4 cables (3 3rd-party, 1 Apple provided cable)

  1. Thunderbolt 4 - 40Gbps
  2. USB 4.0 - 40Gbps
  3. USB 3.2 - 10Gbps
  4. iPad USB-C Cable USB 2.0 - 480Mbps

Transfer speed control

  1. Windows PC file transfer between external SSD (SSD rated at 550MB/s | 4.4Gb/s)
  2. 5x 6GB .ISO files as transfer subject, 30GB in total. Reason: avoiding small chunks. Total 5 pass.
  3. Differentiation between MB/s, Mb/s and Gb/s
  4. Verify each negated link in USBTreeView, to make sure it’s at least on USB 3.0, USB SS & Above.

Actual test

  1. External SSD -> PC
    • Cable 1-3: 400MB/s | 3.2Gb/s +- (expected, 25% fluctuation)
    • Cable 4: 48MB/s | 390Mb/s +- (expected, USB 2.0 spec)
  2. iPhone 15 Pro -> External SSD
    • Cable 1-3: 300MB/s | 2.4Gb/s +- (expected)
    • Cable 4: 40MB/s | 320Mb/s +- (expected, USB 2.0 spec)
  3. iPhone 15 Pro -> PC
    • Cable 1-3: 100MB/s | 800Mb/s +- (above USB 2.0 spec, but way lower than USB 3.2 Gen 2)
    • Cable 4: 22MB/s | 176Mb/s +- (expected, iPhone 7, iPhone 11 around the same speed)
  4. iPhone 15 Pro -> iPad Air 9th Gen
    • Couldn’t determine accurately, but cable 1-3 are fast. Faster than from iPhone to PC
    • Cable 4, expected to be slow and it’s.

My verdict

The iPhone have capable interface, but the media transfer protocol (MTP) is technologically limited. Well at least, for what I’m about to say below.

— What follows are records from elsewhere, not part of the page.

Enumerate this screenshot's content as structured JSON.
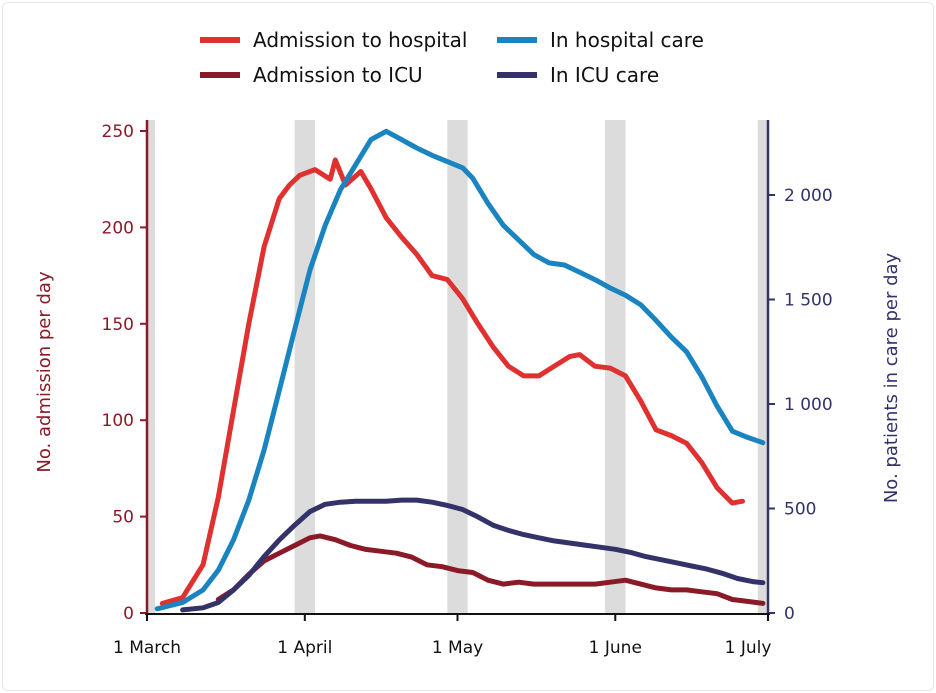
{
  "chart_data": {
    "type": "line",
    "title": "",
    "xlabel": "",
    "ylabel_left": "No. admission per day",
    "ylabel_right": "No. patients in care per day",
    "x_range": [
      "03-01",
      "07-01"
    ],
    "x_ticks": [
      {
        "date": "03-01",
        "label": "1 March"
      },
      {
        "date": "04-01",
        "label": "1 April"
      },
      {
        "date": "05-01",
        "label": "1 May"
      },
      {
        "date": "06-01",
        "label": "1 June"
      },
      {
        "date": "07-01",
        "label": "1 July"
      }
    ],
    "y_left": {
      "range": [
        0,
        250
      ],
      "ticks": [
        0,
        50,
        100,
        150,
        200,
        250
      ],
      "tick_labels": [
        "0",
        "50",
        "100",
        "150",
        "200",
        "250"
      ],
      "color": "#8b1a28"
    },
    "y_right": {
      "range": [
        0,
        2300
      ],
      "ticks": [
        0,
        500,
        1000,
        1500,
        2000
      ],
      "tick_labels": [
        "0",
        "500",
        "1 000",
        "1 500",
        "2 000"
      ],
      "color": "#33336a"
    },
    "shaded_periods": [
      [
        "03-01",
        "03-02"
      ],
      [
        "03-30",
        "04-03"
      ],
      [
        "04-29",
        "05-03"
      ],
      [
        "05-30",
        "06-03"
      ],
      [
        "06-29",
        "07-01"
      ]
    ],
    "shade_color": "#dcdcdc",
    "grid": false,
    "legend": {
      "placement": "top"
    },
    "series": [
      {
        "name": "Admission to hospital",
        "axis": "left",
        "color": "#e03131",
        "x": [
          "03-04",
          "03-08",
          "03-12",
          "03-15",
          "03-18",
          "03-21",
          "03-24",
          "03-27",
          "03-29",
          "03-31",
          "04-03",
          "04-06",
          "04-07",
          "04-09",
          "04-12",
          "04-14",
          "04-17",
          "04-20",
          "04-23",
          "04-26",
          "04-29",
          "05-02",
          "05-05",
          "05-08",
          "05-11",
          "05-14",
          "05-17",
          "05-20",
          "05-23",
          "05-25",
          "05-28",
          "05-31",
          "06-03",
          "06-06",
          "06-09",
          "06-12",
          "06-15",
          "06-18",
          "06-21",
          "06-24",
          "06-26"
        ],
        "y": [
          5,
          8,
          25,
          60,
          105,
          150,
          190,
          215,
          222,
          227,
          230,
          225,
          235,
          222,
          229,
          220,
          205,
          195,
          186,
          175,
          173,
          163,
          150,
          138,
          128,
          123,
          123,
          128,
          133,
          134,
          128,
          127,
          123,
          110,
          95,
          92,
          88,
          78,
          65,
          57,
          58
        ]
      },
      {
        "name": "In hospital care",
        "axis": "right",
        "color": "#1a84c0",
        "x": [
          "03-03",
          "03-08",
          "03-12",
          "03-15",
          "03-18",
          "03-21",
          "03-24",
          "03-27",
          "03-30",
          "04-02",
          "04-05",
          "04-08",
          "04-11",
          "04-14",
          "04-17",
          "04-20",
          "04-23",
          "04-26",
          "04-29",
          "05-02",
          "05-04",
          "05-07",
          "05-10",
          "05-13",
          "05-16",
          "05-19",
          "05-22",
          "05-25",
          "05-28",
          "05-31",
          "06-03",
          "06-06",
          "06-09",
          "06-12",
          "06-15",
          "06-18",
          "06-21",
          "06-24",
          "06-27",
          "06-30"
        ],
        "y": [
          20,
          50,
          110,
          205,
          350,
          540,
          780,
          1065,
          1355,
          1640,
          1855,
          2025,
          2145,
          2265,
          2305,
          2265,
          2225,
          2190,
          2160,
          2130,
          2080,
          1960,
          1855,
          1785,
          1715,
          1675,
          1665,
          1630,
          1595,
          1555,
          1520,
          1475,
          1400,
          1320,
          1250,
          1130,
          990,
          870,
          840,
          815
        ]
      },
      {
        "name": "Admission to ICU",
        "axis": "left",
        "color": "#8b1a28",
        "x": [
          "03-15",
          "03-18",
          "03-21",
          "03-24",
          "03-27",
          "03-30",
          "04-02",
          "04-04",
          "04-07",
          "04-10",
          "04-13",
          "04-16",
          "04-19",
          "04-22",
          "04-25",
          "04-28",
          "05-01",
          "05-04",
          "05-07",
          "05-10",
          "05-13",
          "05-16",
          "05-19",
          "05-22",
          "05-25",
          "05-28",
          "05-31",
          "06-03",
          "06-06",
          "06-09",
          "06-12",
          "06-15",
          "06-18",
          "06-21",
          "06-24",
          "06-27",
          "06-30"
        ],
        "y": [
          7,
          12,
          20,
          27,
          31,
          35,
          39,
          40,
          38,
          35,
          33,
          32,
          31,
          29,
          25,
          24,
          22,
          21,
          17,
          15,
          16,
          15,
          15,
          15,
          15,
          15,
          16,
          17,
          15,
          13,
          12,
          12,
          11,
          10,
          7,
          6,
          5
        ]
      },
      {
        "name": "In ICU care",
        "axis": "right",
        "color": "#33336a",
        "x": [
          "03-08",
          "03-12",
          "03-15",
          "03-18",
          "03-21",
          "03-24",
          "03-27",
          "03-30",
          "04-02",
          "04-05",
          "04-08",
          "04-11",
          "04-14",
          "04-17",
          "04-20",
          "04-23",
          "04-26",
          "04-29",
          "05-02",
          "05-05",
          "05-08",
          "05-11",
          "05-14",
          "05-17",
          "05-20",
          "05-23",
          "05-26",
          "05-29",
          "06-01",
          "06-04",
          "06-07",
          "06-10",
          "06-13",
          "06-16",
          "06-19",
          "06-22",
          "06-25",
          "06-28",
          "06-30"
        ],
        "y": [
          15,
          25,
          50,
          110,
          180,
          270,
          350,
          420,
          485,
          520,
          530,
          535,
          535,
          535,
          540,
          540,
          530,
          515,
          495,
          460,
          420,
          395,
          375,
          360,
          345,
          335,
          325,
          315,
          305,
          290,
          270,
          255,
          240,
          225,
          210,
          190,
          165,
          150,
          145
        ]
      }
    ]
  }
}
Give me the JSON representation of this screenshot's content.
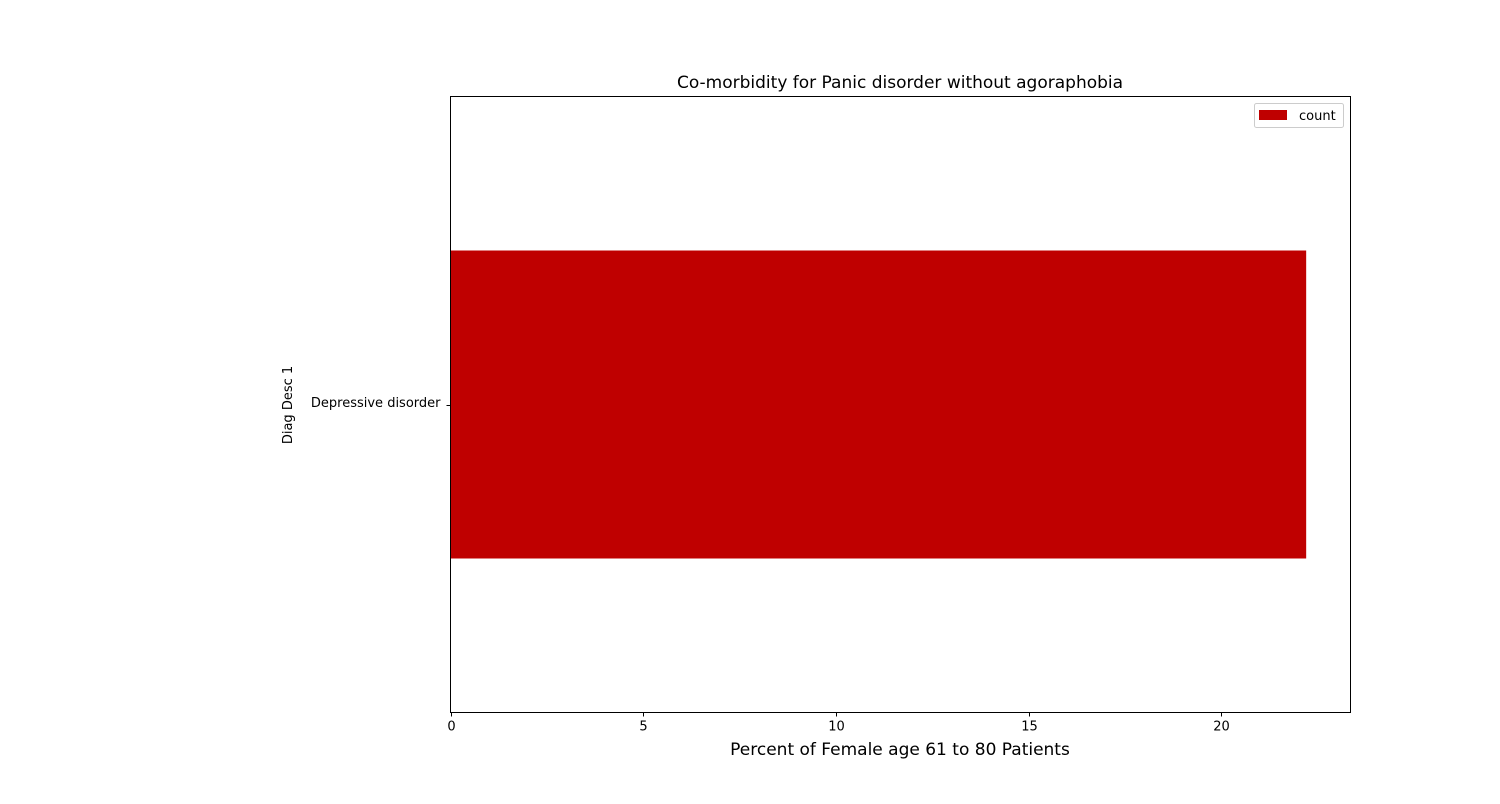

I believe, when transferring directly from a compute device to external storage, we are referring to USB Attached SCSI Protocol (UASP), this usually is fast since there’s no overhead to be taken care of in a sense, host can read the filesystem and directly transfer. But when it comes to MTP, there’s a lot more to it (pseudo-fs), but the gist of it, maximize compatibility so any device can read. The downside, it’s going to be slower since you are accessing virtual filesystem through pseudo-fs.

Think of it as, if your device is Windows, and the NVME on iPhone 15 Pro is an APFS container, definitely your Windows can’t read directly, unless you go through MTP->pseudo-fs->APFS. They just went ahead keep it the same protocol even when you connected it to a MacBook. It just works, dont break it. This also applies when you do Wireless file transfer using iTunes/Apple Devices/iMazing/etc.

But when you do transfer from iPhone to external storage, it’s USB Mass Storage and it’s, like I mentioned above, UASP. It’s pretty much direct, and it’s fast, given that your external storage is compatible (e.g exFAT) and if the storage itself is fast enough.

End user like can’t really do anything except building a hardware interface to bridge iPhone-> UASP -> External SSD -> UASP -> PC, just to get it slightly faster by buffering the transfer from iPhone to SSD and then from SSD to PC.

Or learn C++ and introduce a new protocol 🤣

I’m no expert in this USB stuff, but this is what I understand, and how this unfold into a reasonable conclusion.

Now, I just need to find modern Android to do the same thing. USB Mass Storage becoming less common in Android since around 10 years ago, but you can still enable it. And do the comparison between MTP vs USB Mass Storage option.